Since October, the country has passed a new tax bill that cuts corporate taxes, contains spending and changes the pension indexation formula to lower expenses, Fitch said. Capital market reforms are also in the works, as are “controversial” labor market and electoral reforms.
“This reform momentum is broadly positive for Argentina's credit profile,” analysts wrote. “It reflects improving executive governability vis-a-vis the congress and provincial governments. It could also support a stronger and more sustainable growth path after a decade of policy-related volatility.”
A large fiscal deficit, however, is still Argentina’s main credit weakness. In 2017, the primary fiscal deficit dropped to 3.9% of GDP from 4.3% in 2016. Still, the total fiscal deficit increased to 6.1% of GDP in 2017 from 5.9% thanks to interest charges.
Money supply growth remains high due to strong dollar inflows from public borrowing and ongoing central bank financing.
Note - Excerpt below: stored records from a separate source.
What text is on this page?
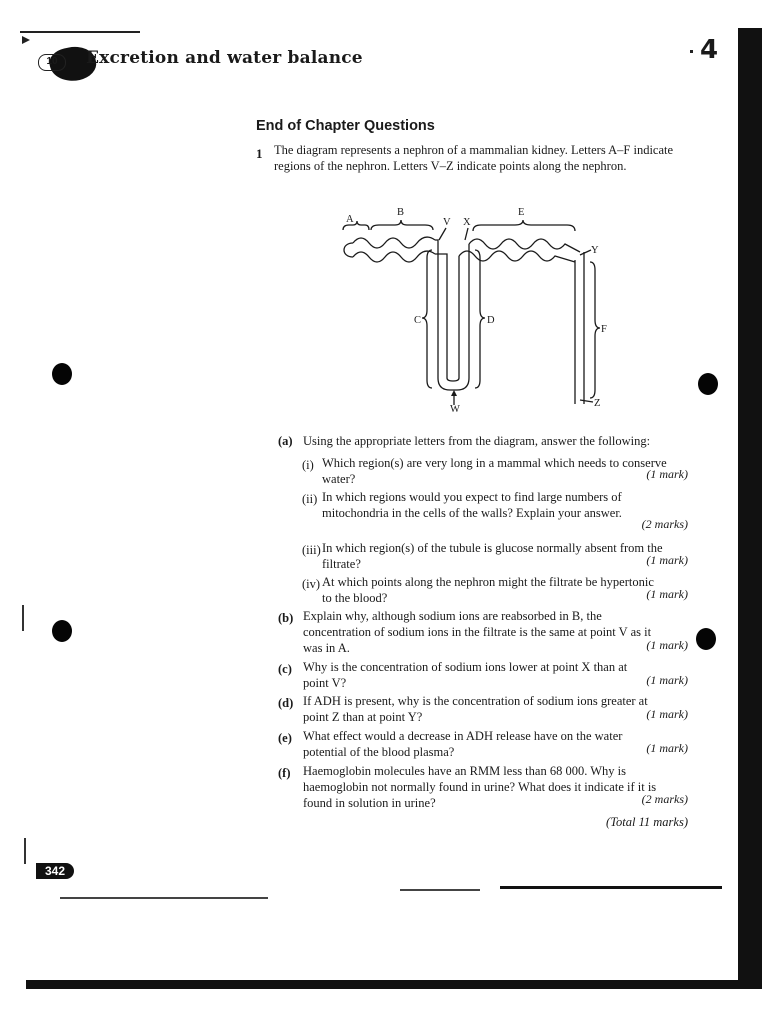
10	Excretion and water balance	4
End of Chapter Questions
1 The diagram represents a nephron of a mammalian kidney. Letters A–F indicate regions of the nephron. Letters V–Z indicate points along the nephron.
A
B
V X
E
Y
C	D
F
W
Z
(a) Using the appropriate letters from the diagram, answer the following:
(i) Which region(s) are very long in a mammal which needs to conserve
water?	(1 mark)
(ii) In which regions would you expect to find large numbers of
mitochondria in the cells of the walls? Explain your answer.
(2 marks)
(iii) In which region(s) of the tubule is glucose normally absent from the
filtrate?	(1 mark)
(iv) At which points along the nephron might the filtrate be hypertonic
to the blood?	(1 mark)
(b) Explain why, although sodium ions are reabsorbed in B, the
concentration of sodium ions in the filtrate is the same at point V as it
was in A.	(1 mark)
(c) Why is the concentration of sodium ions lower at point X than at
point V?	(1 mark)
(d) If ADH is present, why is the concentration of sodium ions greater at
point Z than at point Y?	(1 mark)
(e) What effect would a decrease in ADH release have on the water
potential of the blood plasma?	(1 mark)
(f) Haemoglobin molecules have an RMM less than 68 000. Why is
haemoglobin not normally found in urine? What does it indicate if it is
found in solution in urine?	(2 marks)
(Total 11 marks)
342
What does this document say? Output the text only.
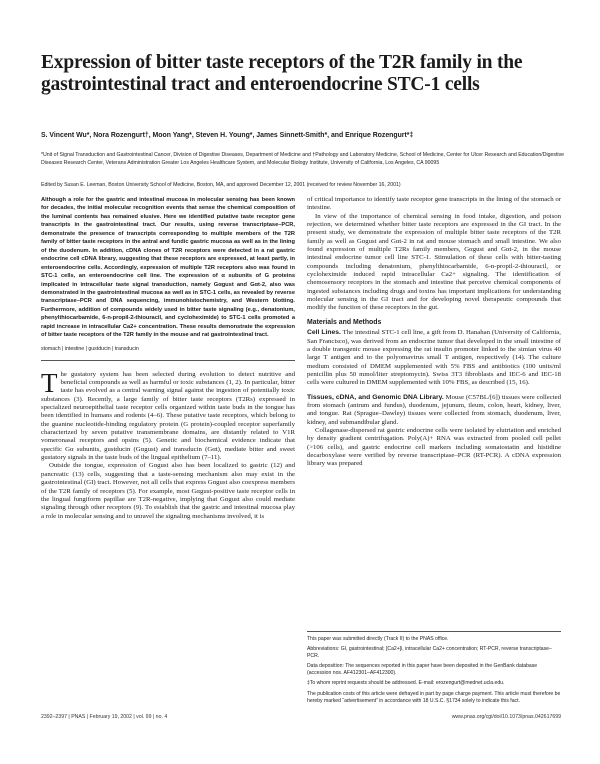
Expression of bitter taste receptors of the T2R family in the gastrointestinal tract and enteroendocrine STC-1 cells
S. Vincent Wu*, Nora Rozengurt†, Moon Yang*, Steven H. Young*, James Sinnett-Smith*, and Enrique Rozengurt*‡
*Unit of Signal Transduction and Gastrointestinal Cancer, Division of Digestive Diseases, Department of Medicine and †Pathology and Laboratory Medicine, School of Medicine, Center for Ulcer Research and Education/Digestive Diseases Research Center, Veterans Administration Greater Los Angeles Healthcare System, and Molecular Biology Institute, University of California, Los Angeles, CA 90095
Edited by Susan E. Leeman, Boston University School of Medicine, Boston, MA, and approved December 12, 2001 (received for review November 16, 2001)

Although a role for the gastric and intestinal mucosa in molecular sensing has been known for decades, the initial molecular recognition events that sense the chemical composition of the luminal contents has remained elusive. Here we identified putative taste receptor gene transcripts in the gastrointestinal tract. Our results, using reverse transcriptase–PCR, demonstrate the presence of transcripts corresponding to multiple members of the T2R family of bitter taste receptors in the antral and fundic gastric mucosa as well as in the lining of the duodenum. In addition, cDNA clones of T2R receptors were detected in a rat gastric endocrine cell cDNA library, suggesting that these receptors are expressed, at least partly, in enteroendocrine cells. Accordingly, expression of multiple T2R receptors also was found in STC-1 cells, an enteroendocrine cell line. The expression of α subunits of G proteins implicated in intracellular taste signal transduction, namely Gαgust and Gαt-2, also was demonstrated in the gastrointestinal mucosa as well as in STC-1 cells, as revealed by reverse transcriptase–PCR and DNA sequencing, immunohistochemistry, and Western blotting. Furthermore, addition of compounds widely used in bitter taste signaling (e.g., denatonium, phenylthiocarbamide, 6-n-propil-2-thiouracil, and cycloheximide) to STC-1 cells promoted a rapid increase in intracellular Ca2+ concentration. These results demonstrate the expression of bitter taste receptors of the T2R family in the mouse and rat gastrointestinal tract.

stomach | intestine | gustducin | transducin

The gustatory system has been selected during evolution to detect nutritive and beneficial compounds as well as harmful or toxic substances (1, 2). In particular, bitter taste has evolved as a central warning signal against the ingestion of potentially toxic substances (3). Recently, a large family of bitter taste receptors (T2Rs) expressed in specialized neuroepithelial taste receptor cells organized within taste buds in the tongue has been identified in humans and rodents (4–6). These putative taste receptors, which belong to the guanine nucleotide-binding regulatory protein (G protein)-coupled receptor superfamily characterized by seven putative transmembrane domains, are distantly related to V1R vomeronasal receptors and opsins (5). Genetic and biochemical evidence indicate that specific Gα subunits, gustducin (Gαgust) and transducin (Gαt), mediate bitter and sweet gustatory signals in the taste buds of the lingual epithelium (7–11).

Outside the tongue, expression of Gαgust also has been localized to gastric (12) and pancreatic (13) cells, suggesting that a taste-sensing mechanism also may exist in the gastrointestinal (GI) tract. However, not all cells that express Gαgust also coexpress members of the T2R family of receptors (5). For example, most Gαgust-positive taste receptor cells in the lingual fungiform papillae are T2R-negative, implying that Gαgust also could mediate signaling through other receptors (9). To establish that the gastric and intestinal mucosa play a role in molecular sensing and to unravel the signaling mechanisms involved, it is

of critical importance to identify taste receptor gene transcripts in the lining of the stomach or intestine.

In view of the importance of chemical sensing in food intake, digestion, and poison rejection, we determined whether bitter taste receptors are expressed in the GI tract. In the present study, we demonstrate the expression of multiple bitter taste receptors of the T2R family as well as Gαgust and Gαt-2 in rat and mouse stomach and small intestine. We also found expression of multiple T2Rs family members, Gαgust and Gαt-2, in the mouse intestinal endocrine tumor cell line STC-1. Stimulation of these cells with bitter-tasting compounds including denatonium, phenylthiocarbamide, 6-n-propil-2-thiouracil, or cycloheximide induced rapid intracellular Ca2+ signaling. The identification of chemosensory receptors in the stomach and intestine that perceive chemical components of ingested substances including drugs and toxins has important implications for understanding molecular sensing in the GI tract and for developing novel therapeutic compounds that modify the function of these receptors in the gut.

Materials and Methods

Cell Lines. The intestinal STC-1 cell line, a gift from D. Hanahan (University of California, San Francisco), was derived from an endocrine tumor that developed in the small intestine of a double transgenic mouse expressing the rat insulin promoter linked to the simian virus 40 large T antigen and to the polyomavirus small T antigen, respectively (14). The culture medium consisted of DMEM supplemented with 5% FBS and antibiotics (100 units/ml penicillin plus 50 mmol/liter streptomycin). Swiss 3T3 fibroblasts and IEC-6 and IEC-18 cells were cultured in DMEM supplemented with 10% FBS, as described (15, 16).

Tissues, cDNA, and Genomic DNA Library. Mouse (C57BL/[6]) tissues were collected from stomach (antrum and fundus), duodenum, jejunum, ileum, colon, heart, kidney, liver, and tongue. Rat (Sprague–Dawley) tissues were collected from stomach, duodenum, liver, kidney, and submandibular gland.

Collagenase-dispersed rat gastric endocrine cells were isolated by elutriation and enriched by density gradient centrifugation. Poly(A)+ RNA was extracted from pooled cell pellet (>106 cells), and gastric endocrine cell markers including somatostatin and histidine decarboxylase were verified by reverse transcriptase–PCR (RT-PCR). A cDNA expression library was prepared

This paper was submitted directly (Track II) to the PNAS office.

Abbreviations: GI, gastrointestinal; [Ca2+]i, intracellular Ca2+ concentration; RT-PCR, reverse transcriptase–PCR.

Data deposition: The sequences reported in this paper have been deposited in the GenBank database (accession nos. AF412301–AF412300).

‡To whom reprint requests should be addressed. E-mail: erozengurt@mednet.ucla.edu.

The publication costs of this article were defrayed in part by page charge payment. This article must therefore be hereby marked “advertisement” in accordance with 18 U.S.C. §1734 solely to indicate this fact.

2392–2397 | PNAS | February 19, 2002 | vol. 99 | no. 4	www.pnas.org/cgi/doi/10.1073/pnas.042617699
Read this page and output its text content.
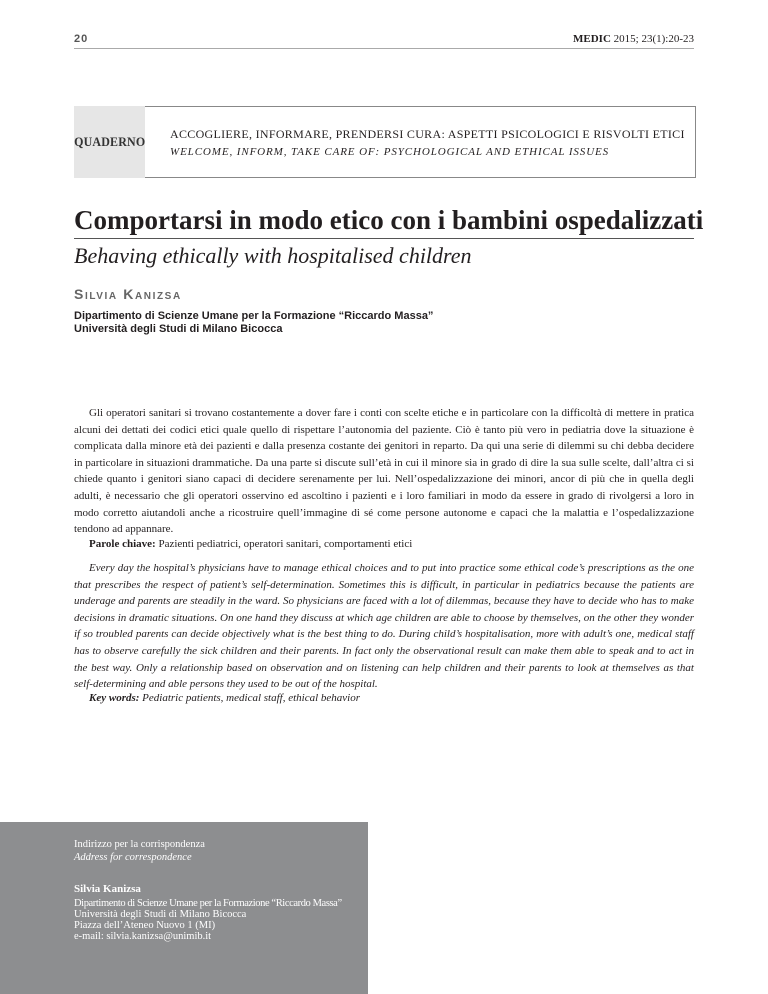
20	MEDIC 2015; 23(1):20-23
QUADERNO ACCOGLIERE, INFORMARE, PRENDERSI CURA: ASPETTI PSICOLOGICI E RISVOLTI ETICI
WELCOME, INFORM, TAKE CARE OF: PSYCHOLOGICAL AND ETHICAL ISSUES
Comportarsi in modo etico con i bambini ospedalizzati
Behaving ethically with hospitalised children
Silvia Kanizsa
Dipartimento di Scienze Umane per la Formazione “Riccardo Massa”
Università degli Studi di Milano Bicocca
Gli operatori sanitari si trovano costantemente a dover fare i conti con scelte etiche e in particolare con la difficoltà di mettere in pratica alcuni dei dettati dei codici etici quale quello di rispettare l’autonomia del paziente. Ciò è tanto più vero in pediatria dove la situazione è complicata dalla minore età dei pazienti e dalla presenza costante dei genitori in reparto. Da qui una serie di dilemmi su chi debba decidere in particolare in situazioni drammatiche. Da una parte si discute sull’età in cui il minore sia in grado di dire la sua sulle scelte, dall’altra ci si chiede quanto i genitori siano capaci di decidere serenamente per lui. Nell’ospedalizzazione dei minori, ancor di più che in quella degli adulti, è necessario che gli operatori osservino ed ascoltino i pazienti e i loro familiari in modo da essere in grado di rivolgersi a loro in modo corretto aiutandoli anche a ricostruire quell’immagine di sé come persone autonome e capaci che la malattia e l’ospedalizzazione tendono ad appannare.
Parole chiave: Pazienti pediatrici, operatori sanitari, comportamenti etici
Every day the hospital’s physicians have to manage ethical choices and to put into practice some ethical code’s prescriptions as the one that prescribes the respect of patient’s self-determination. Sometimes this is difficult, in particular in pediatrics because the patients are underage and parents are steadily in the ward. So physicians are faced with a lot of dilemmas, because they have to decide who has to make decisions in dramatic situations. On one hand they discuss at which age children are able to choose by themselves, on the other they wonder if so troubled parents can decide objectively what is the best thing to do. During child’s hospitalisation, more with adult’s one, medical staff has to observe carefully the sick children and their parents. In fact only the observational result can make them able to speak and to act in the best way. Only a relationship based on observation and on listening can help children and their parents to look at themselves as that self-determining and able persons they used to be out of the hospital.
Key words: Pediatric patients, medical staff, ethical behavior
Indirizzo per la corrispondenza
Address for correspondence
Silvia Kanizsa
Dipartimento di Scienze Umane per la Formazione “Riccardo Massa”
Università degli Studi di Milano Bicocca
Piazza dell’Ateneo Nuovo 1 (MI)
e-mail: silvia.kanizsa@unimib.it
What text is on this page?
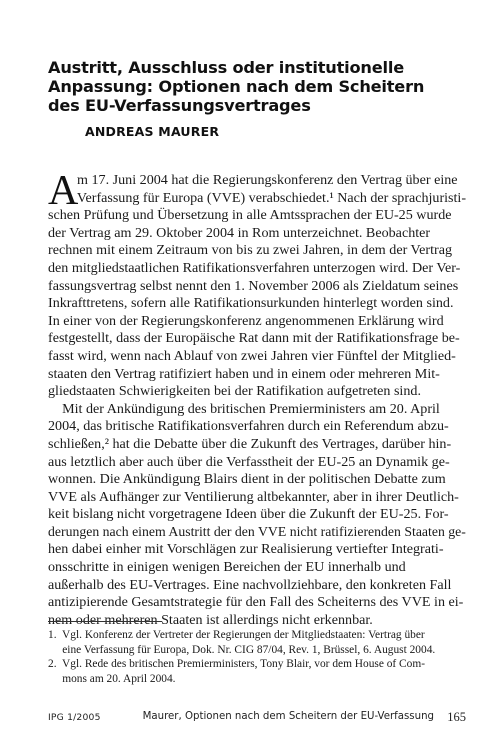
Austritt, Ausschluss oder institutionelle
Anpassung: Optionen nach dem Scheitern
des EU-Verfassungsvertrages
ANDREAS MAURER
A
m 17. Juni 2004 hat die Regierungskonferenz den Vertrag über eine
Verfassung für Europa (VVE) verabschiedet.¹ Nach der sprachjuristi-
schen Prüfung und Übersetzung in alle Amtssprachen der EU-25 wurde
der Vertrag am 29. Oktober 2004 in Rom unterzeichnet. Beobachter
rechnen mit einem Zeitraum von bis zu zwei Jahren, in dem der Vertrag
den mitgliedstaatlichen Ratifikationsverfahren unterzogen wird. Der Ver-
fassungsvertrag selbst nennt den 1. November 2006 als Zieldatum seines
Inkrafttretens, sofern alle Ratifikationsurkunden hinterlegt worden sind.
In einer von der Regierungskonferenz angenommenen Erklärung wird
festgestellt, dass der Europäische Rat dann mit der Ratifikationsfrage be-
fasst wird, wenn nach Ablauf von zwei Jahren vier Fünftel der Mitglied-
staaten den Vertrag ratifiziert haben und in einem oder mehreren Mit-
gliedstaaten Schwierigkeiten bei der Ratifikation aufgetreten sind.
Mit der Ankündigung des britischen Premierministers am 20. April
2004, das britische Ratifikationsverfahren durch ein Referendum abzu-
schließen,² hat die Debatte über die Zukunft des Vertrages, darüber hin-
aus letztlich aber auch über die Verfasstheit der EU-25 an Dynamik ge-
wonnen. Die Ankündigung Blairs dient in der politischen Debatte zum
VVE als Aufhänger zur Ventilierung altbekannter, aber in ihrer Deutlich-
keit bislang nicht vorgetragene Ideen über die Zukunft der EU-25. For-
derungen nach einem Austritt der den VVE nicht ratifizierenden Staaten ge-
hen dabei einher mit Vorschlägen zur Realisierung vertiefter Integrati-
onsschritte in einigen wenigen Bereichen der EU innerhalb und
außerhalb des EU-Vertrages. Eine nachvollziehbare, den konkreten Fall
antizipierende Gesamtstrategie für den Fall des Scheiterns des VVE in ei-
nem oder mehreren Staaten ist allerdings nicht erkennbar.
1.  Vgl. Konferenz der Vertreter der Regierungen der Mitgliedstaaten: Vertrag über
eine Verfassung für Europa, Dok. Nr. CIG 87/04, Rev. 1, Brüssel, 6. August 2004.
2.  Vgl. Rede des britischen Premierministers, Tony Blair, vor dem House of Com-
mons am 20. April 2004.
IPG 1/2005	Maurer, Optionen nach dem Scheitern der EU-Verfassung 165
Utility rate hikes are creating price pressures, credit growth is surging amidst weak financial markets and inflation reached 25% in 2017, above the government’s target of 12% to 17%.
“The subsequent jump in 2018 inflation expectations to around 18%—higher than the new target—highlights this risk and poses a challenging backdrop to upcoming wage negotiations,” Fitch said. “These will serve as a crucial test in the disinflation process.”